Given the movie’s character focus, its DTS-HD MA 5.1 soundtrack lacked a lot of zing. The soundfield emphasized general ambience, so even scenes with potentially dynamic material stayed restrained.
This created a bland soundscape. Music offered good stereo presence, but effects focused heavily on the front. In that realm, they offered reasonable breath, but they didn’t do more than that, and surround usage seemed minor.
Audio quality worked fine. Speech seemed distinct and natural, without edginess or other concerns. Music sounded full and rich, and effects offered good accuracy. Though those elements had little to do, they still came across well. This turned into an acceptable soundtrack for a subdued character effort.
Most of this set’s extras reside on Disc Two, but Disc One includes one feature: an audio commentary from critics Wade Major and Lael Lowenstein. Both sit together for this running, screen-specific look at the source novel and its adaptation, cast/crew, locations and production design, themes/interpretation and related areas.

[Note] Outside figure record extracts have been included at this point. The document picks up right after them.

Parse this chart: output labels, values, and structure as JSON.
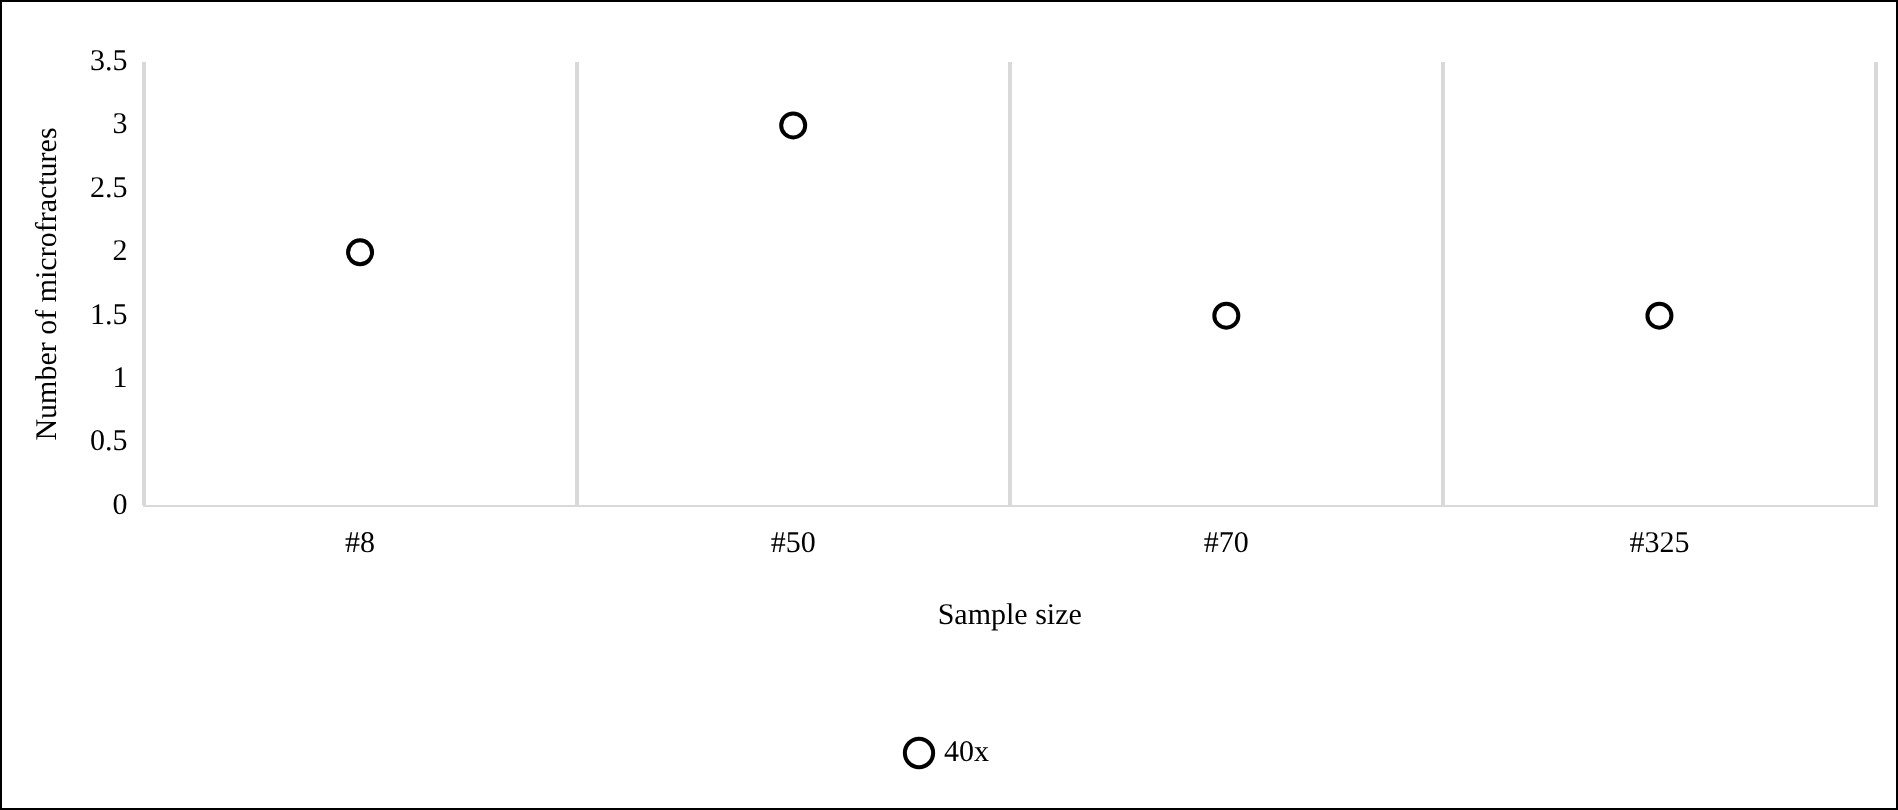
{
  "chart_data": {
    "type": "scatter",
    "xlabel": "Sample size",
    "ylabel": "Number of microfractures",
    "categories": [
      "#8",
      "#50",
      "#70",
      "#325"
    ],
    "series": [
      {
        "name": "40x",
        "color": "#000000",
        "values": [
          2,
          3,
          1.5,
          1.5
        ]
      }
    ],
    "ylim": [
      0,
      3.5
    ],
    "yticks": [
      0,
      0.5,
      1,
      1.5,
      2,
      2.5,
      3,
      3.5
    ],
    "grid": "x",
    "legend": "bottom",
    "marker": "circle"
  }
}
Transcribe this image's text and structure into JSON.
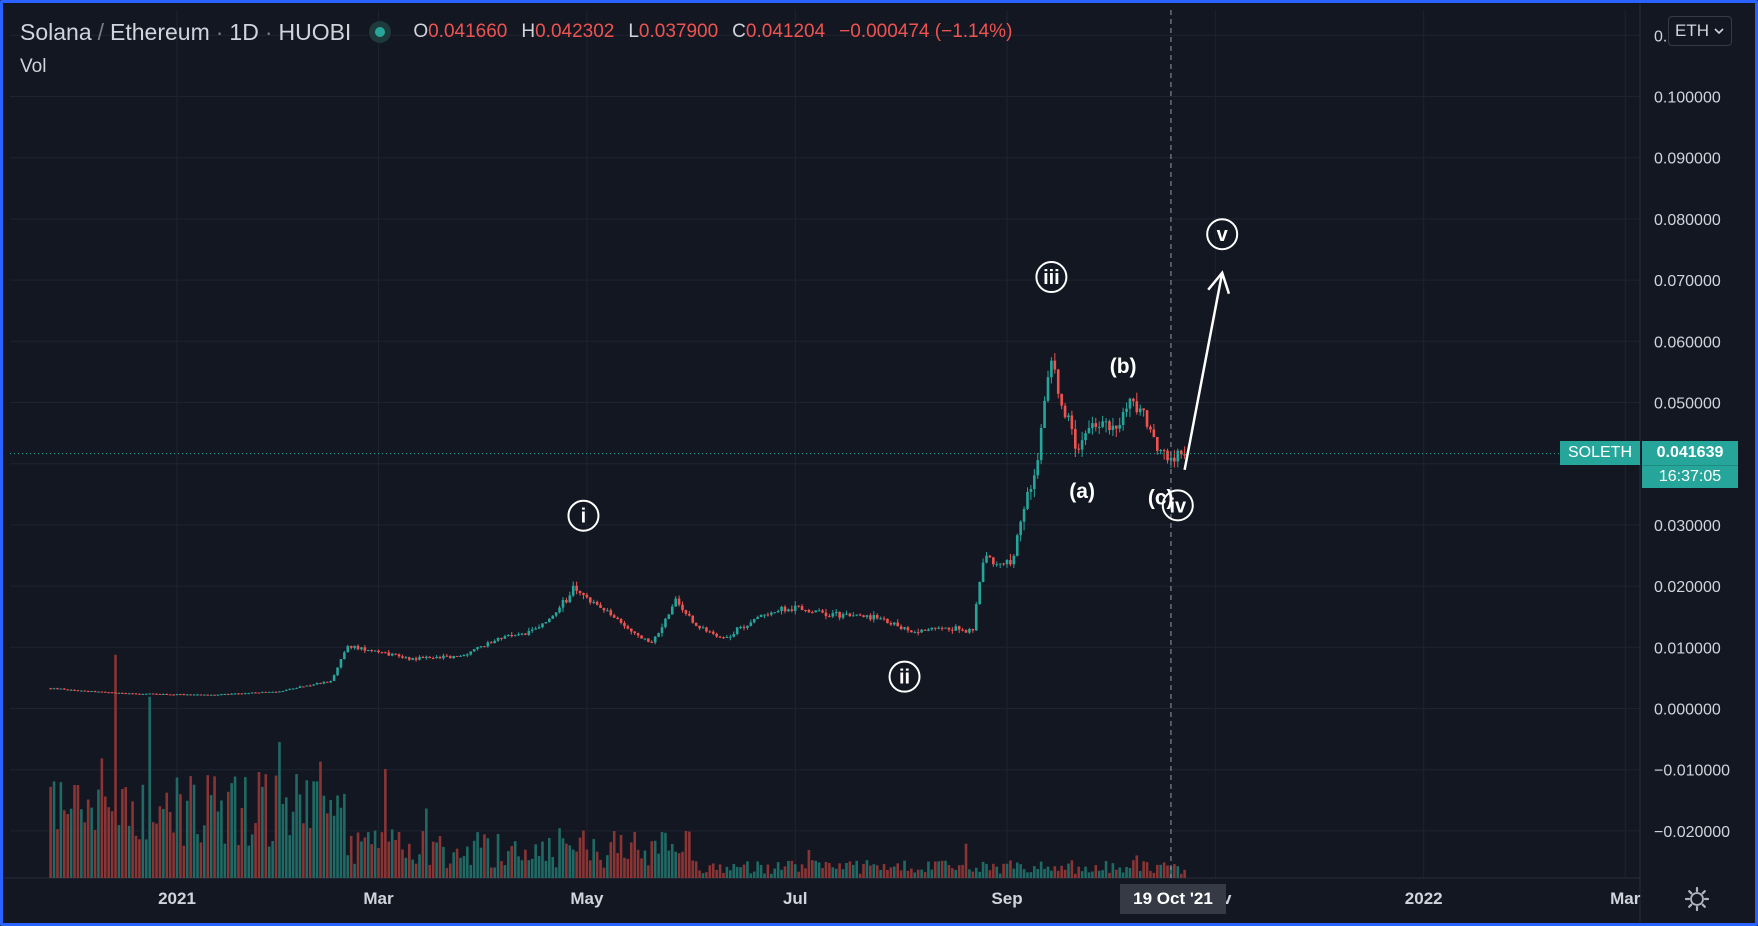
{
  "header": {
    "base": "Solana",
    "quote": "Ethereum",
    "interval": "1D",
    "exchange": "HUOBI",
    "open_label": "O",
    "open": "0.041660",
    "high_label": "H",
    "high": "0.042302",
    "low_label": "L",
    "low": "0.037900",
    "close_label": "C",
    "close": "0.041204",
    "change": "−0.000474 (−1.14%)",
    "volume_label": "Vol"
  },
  "currency_button": "ETH",
  "last_price": {
    "symbol": "SOLETH",
    "price": "0.041639",
    "countdown": "16:37:05"
  },
  "crosshair_date": "19 Oct '21",
  "colors": {
    "up": "#26a69a",
    "down": "#ef5350",
    "wave": "#ffffff",
    "background": "#131722",
    "frame": "#2962ff"
  },
  "icons": [
    "status-dot-icon",
    "chevron-down-icon",
    "settings-gear-icon"
  ],
  "chart_data": {
    "type": "line",
    "series_type": "candlestick-with-volume",
    "x_tick_labels": [
      "2021",
      "Mar",
      "May",
      "Jul",
      "Sep",
      "Nov",
      "2022",
      "Mar"
    ],
    "y_ticks": [
      {
        "value": -0.02,
        "label": "−0.020000"
      },
      {
        "value": -0.01,
        "label": "−0.010000"
      },
      {
        "value": 0.0,
        "label": "0.000000"
      },
      {
        "value": 0.01,
        "label": "0.010000"
      },
      {
        "value": 0.02,
        "label": "0.020000"
      },
      {
        "value": 0.03,
        "label": "0.030000"
      },
      {
        "value": 0.04,
        "label": "0.040000"
      },
      {
        "value": 0.05,
        "label": "0.050000"
      },
      {
        "value": 0.06,
        "label": "0.060000"
      },
      {
        "value": 0.07,
        "label": "0.070000"
      },
      {
        "value": 0.08,
        "label": "0.080000"
      },
      {
        "value": 0.09,
        "label": "0.090000"
      },
      {
        "value": 0.1,
        "label": "0.100000"
      },
      {
        "value": 0.11,
        "label": "0.110000"
      }
    ],
    "ylim": [
      -0.0275,
      0.1145
    ],
    "grid": true,
    "price_points": [
      {
        "x": "2020-11-25",
        "y": 0.0033
      },
      {
        "x": "2020-12-15",
        "y": 0.0025
      },
      {
        "x": "2021-01-10",
        "y": 0.0022
      },
      {
        "x": "2021-01-31",
        "y": 0.0028
      },
      {
        "x": "2021-02-15",
        "y": 0.0045
      },
      {
        "x": "2021-02-20",
        "y": 0.0102
      },
      {
        "x": "2021-02-28",
        "y": 0.0095
      },
      {
        "x": "2021-03-10",
        "y": 0.0082
      },
      {
        "x": "2021-03-25",
        "y": 0.0085
      },
      {
        "x": "2021-04-05",
        "y": 0.0115
      },
      {
        "x": "2021-04-15",
        "y": 0.0125
      },
      {
        "x": "2021-04-22",
        "y": 0.0155
      },
      {
        "x": "2021-04-27",
        "y": 0.0195
      },
      {
        "x": "2021-05-05",
        "y": 0.0165
      },
      {
        "x": "2021-05-12",
        "y": 0.0135
      },
      {
        "x": "2021-05-20",
        "y": 0.0105
      },
      {
        "x": "2021-05-27",
        "y": 0.0175
      },
      {
        "x": "2021-06-02",
        "y": 0.0135
      },
      {
        "x": "2021-06-10",
        "y": 0.0115
      },
      {
        "x": "2021-06-22",
        "y": 0.0155
      },
      {
        "x": "2021-07-01",
        "y": 0.0165
      },
      {
        "x": "2021-07-10",
        "y": 0.0155
      },
      {
        "x": "2021-07-25",
        "y": 0.0148
      },
      {
        "x": "2021-08-05",
        "y": 0.0125
      },
      {
        "x": "2021-08-13",
        "y": 0.0135
      },
      {
        "x": "2021-08-22",
        "y": 0.0125
      },
      {
        "x": "2021-08-25",
        "y": 0.0245
      },
      {
        "x": "2021-09-02",
        "y": 0.0235
      },
      {
        "x": "2021-09-06",
        "y": 0.0325
      },
      {
        "x": "2021-09-10",
        "y": 0.0415
      },
      {
        "x": "2021-09-14",
        "y": 0.0575
      },
      {
        "x": "2021-09-17",
        "y": 0.0495
      },
      {
        "x": "2021-09-22",
        "y": 0.0415
      },
      {
        "x": "2021-09-26",
        "y": 0.0465
      },
      {
        "x": "2021-10-01",
        "y": 0.0455
      },
      {
        "x": "2021-10-08",
        "y": 0.0505
      },
      {
        "x": "2021-10-12",
        "y": 0.0465
      },
      {
        "x": "2021-10-15",
        "y": 0.0425
      },
      {
        "x": "2021-10-19",
        "y": 0.0405
      },
      {
        "x": "2021-10-23",
        "y": 0.0416
      }
    ],
    "annotations": [
      {
        "text": "i",
        "x": "2021-04-30",
        "y": 0.0315,
        "circled": true
      },
      {
        "text": "ii",
        "x": "2021-08-02",
        "y": 0.0052,
        "circled": true
      },
      {
        "text": "iii",
        "x": "2021-09-14",
        "y": 0.0705,
        "circled": true
      },
      {
        "text": "(a)",
        "x": "2021-09-23",
        "y": 0.0355,
        "circled": false
      },
      {
        "text": "(b)",
        "x": "2021-10-05",
        "y": 0.056,
        "circled": false
      },
      {
        "text": "(c)",
        "x": "2021-10-16",
        "y": 0.0345,
        "circled": false
      },
      {
        "text": "iv",
        "x": "2021-10-21",
        "y": 0.0332,
        "circled": true
      },
      {
        "text": "v",
        "x": "2021-11-03",
        "y": 0.0775,
        "circled": true
      }
    ],
    "projection_arrow": {
      "from": {
        "x": "2021-10-23",
        "y": 0.039
      },
      "to": {
        "x": "2021-11-03",
        "y": 0.0712
      }
    }
  }
}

Though the commentary presents occasional nuggets of value, it usually doesn’t really go anywhere. We get a lot of praise as well as many remarks that simply discuss the on-screen action. The track does offer some good information but we don’t get enough to carry it.
Disc One opens with ads for Sudden Fear, Come What May, The Chabrol Collection and The People Vs. Fritz Bauer. (Disc Two also launches with the same promos, which seems like overkill.)

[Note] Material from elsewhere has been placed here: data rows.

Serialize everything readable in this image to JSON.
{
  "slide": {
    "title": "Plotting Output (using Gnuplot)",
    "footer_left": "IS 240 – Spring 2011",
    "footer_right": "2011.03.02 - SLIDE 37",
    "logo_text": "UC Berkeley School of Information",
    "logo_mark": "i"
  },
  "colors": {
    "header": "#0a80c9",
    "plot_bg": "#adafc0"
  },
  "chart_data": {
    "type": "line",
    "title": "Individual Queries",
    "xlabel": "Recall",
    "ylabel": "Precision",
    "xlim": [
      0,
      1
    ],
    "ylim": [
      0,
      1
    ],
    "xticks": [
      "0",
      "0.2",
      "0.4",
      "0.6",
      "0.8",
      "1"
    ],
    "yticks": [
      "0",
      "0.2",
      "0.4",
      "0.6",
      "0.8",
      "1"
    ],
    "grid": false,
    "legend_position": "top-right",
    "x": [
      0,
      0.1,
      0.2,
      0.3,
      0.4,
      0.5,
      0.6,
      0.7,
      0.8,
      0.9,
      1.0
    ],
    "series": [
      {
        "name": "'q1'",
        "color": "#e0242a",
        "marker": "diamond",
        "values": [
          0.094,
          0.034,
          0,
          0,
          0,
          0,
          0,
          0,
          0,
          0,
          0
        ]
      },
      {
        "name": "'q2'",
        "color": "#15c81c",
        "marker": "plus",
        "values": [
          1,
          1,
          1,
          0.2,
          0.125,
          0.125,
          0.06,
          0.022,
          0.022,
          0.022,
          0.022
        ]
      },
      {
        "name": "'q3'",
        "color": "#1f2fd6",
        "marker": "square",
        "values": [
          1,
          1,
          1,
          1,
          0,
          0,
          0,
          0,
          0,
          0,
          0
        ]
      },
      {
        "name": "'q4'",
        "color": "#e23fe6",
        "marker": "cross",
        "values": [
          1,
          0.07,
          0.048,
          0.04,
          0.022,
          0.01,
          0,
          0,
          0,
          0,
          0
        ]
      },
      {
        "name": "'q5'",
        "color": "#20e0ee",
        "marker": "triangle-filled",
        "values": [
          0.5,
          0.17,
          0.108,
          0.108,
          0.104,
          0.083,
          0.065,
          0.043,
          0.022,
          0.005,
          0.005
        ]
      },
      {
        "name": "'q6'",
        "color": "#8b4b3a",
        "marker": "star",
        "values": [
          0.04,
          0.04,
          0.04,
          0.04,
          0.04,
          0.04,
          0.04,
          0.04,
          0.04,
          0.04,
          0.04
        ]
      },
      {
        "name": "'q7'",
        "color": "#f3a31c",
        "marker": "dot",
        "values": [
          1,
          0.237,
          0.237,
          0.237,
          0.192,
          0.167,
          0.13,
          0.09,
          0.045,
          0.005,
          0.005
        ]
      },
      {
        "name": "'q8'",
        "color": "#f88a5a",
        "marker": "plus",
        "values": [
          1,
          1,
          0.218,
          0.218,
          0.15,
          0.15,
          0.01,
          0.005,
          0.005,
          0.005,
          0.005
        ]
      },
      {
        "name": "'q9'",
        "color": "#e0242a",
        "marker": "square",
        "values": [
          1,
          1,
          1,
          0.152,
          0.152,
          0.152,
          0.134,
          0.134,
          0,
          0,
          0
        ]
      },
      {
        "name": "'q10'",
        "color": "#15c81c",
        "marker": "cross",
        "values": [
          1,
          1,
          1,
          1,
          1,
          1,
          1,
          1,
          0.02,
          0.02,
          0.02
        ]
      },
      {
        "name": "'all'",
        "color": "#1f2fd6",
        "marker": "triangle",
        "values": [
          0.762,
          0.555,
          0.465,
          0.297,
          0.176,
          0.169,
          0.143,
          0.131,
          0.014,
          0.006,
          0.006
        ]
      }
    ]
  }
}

Over on Disc Two, we start with a 2016 Conversation Between Director James Ivory and MOMA Senior Curator Laurence Kardish. This piece goes for 26 minutes, 43 seconds and offer thoughts about the adaptation of the source novel and changes made, story/character areas, what brought him to the project, cast and performances, locations, themes, music, and aspects of the production process. Ivory offers good thoughts about the film – so many that I wish he’d recorded a full commentary.
Another 2016 piece, we find an Interview with Director James Ivory and Actor Vanessa Redgrave. Seen at the Cannes Film Festival, this eight-minute, eight-second piece looks at a few production topics. A fairly fluffy chat, the Cannes piece feels insubstantial.
One more modern segment, we locate a 2016 On-Stage Q&A with Ivory and critic Michael Koresky. Shot at Lincoln Center, it lasts 27 minutes, 17 seconds and covers topics similar to those viewed in the Kardish interview. This means some repetition, but Ivory brings out a few new thoughts.
Next comes a 1992 behind the scenes featurette. In this four-minute, 32-second clip, we hear from Ivory, producer Ismail Merchant and actors Anthony Hopkins, Helena Bonham Carter and Emma Thompson. This tells us about story and characters and it lacks any substance.
Building Howards End runs 42 minutes, 37 seconds and presents notes from Merchant, Ivory, Bonham Carter, costume designer Jenny Beaven, and production designer Luciana Arrighi. The show examines the source novel and story/characters, cast and performances, costume/production design, cinematography, the work of Merchant and Ivory, and the film’s release.
Inevitably, “Building” repeats some of the info from prior programs. Nonetheless, it offers a pretty solid overview of the production and gets into a mix of new areas. These make it arguably the strongest of the disc’s supplements.
During the eight-minute, 58-second Design of Howards End, we get material with Arrighi and Beaven. As expected, they tell us more about costumes and production design. The women add a mix of useful details.
James Ivory Remembers Ismail Merchant lasts 12 minutes, 11 seconds. Here Ivory reminisces about his filmmaking partner and their long-time relationship. Ivory avoids sentimentality and makes this an interesting discussion of his deceased cohort.
In addition to two trailers, the package finishes a booklet. This features credits, photos and a few essays. The text ends the set on a positive note.
Though well-crafted, Howards End leaves me cold. The movie seems contrived and lacks much real drama. The Blu-ray boasts excellent picture along with acceptable audio and a reasonable roster of bonus materials. I want to like the film but it never comes to life for me.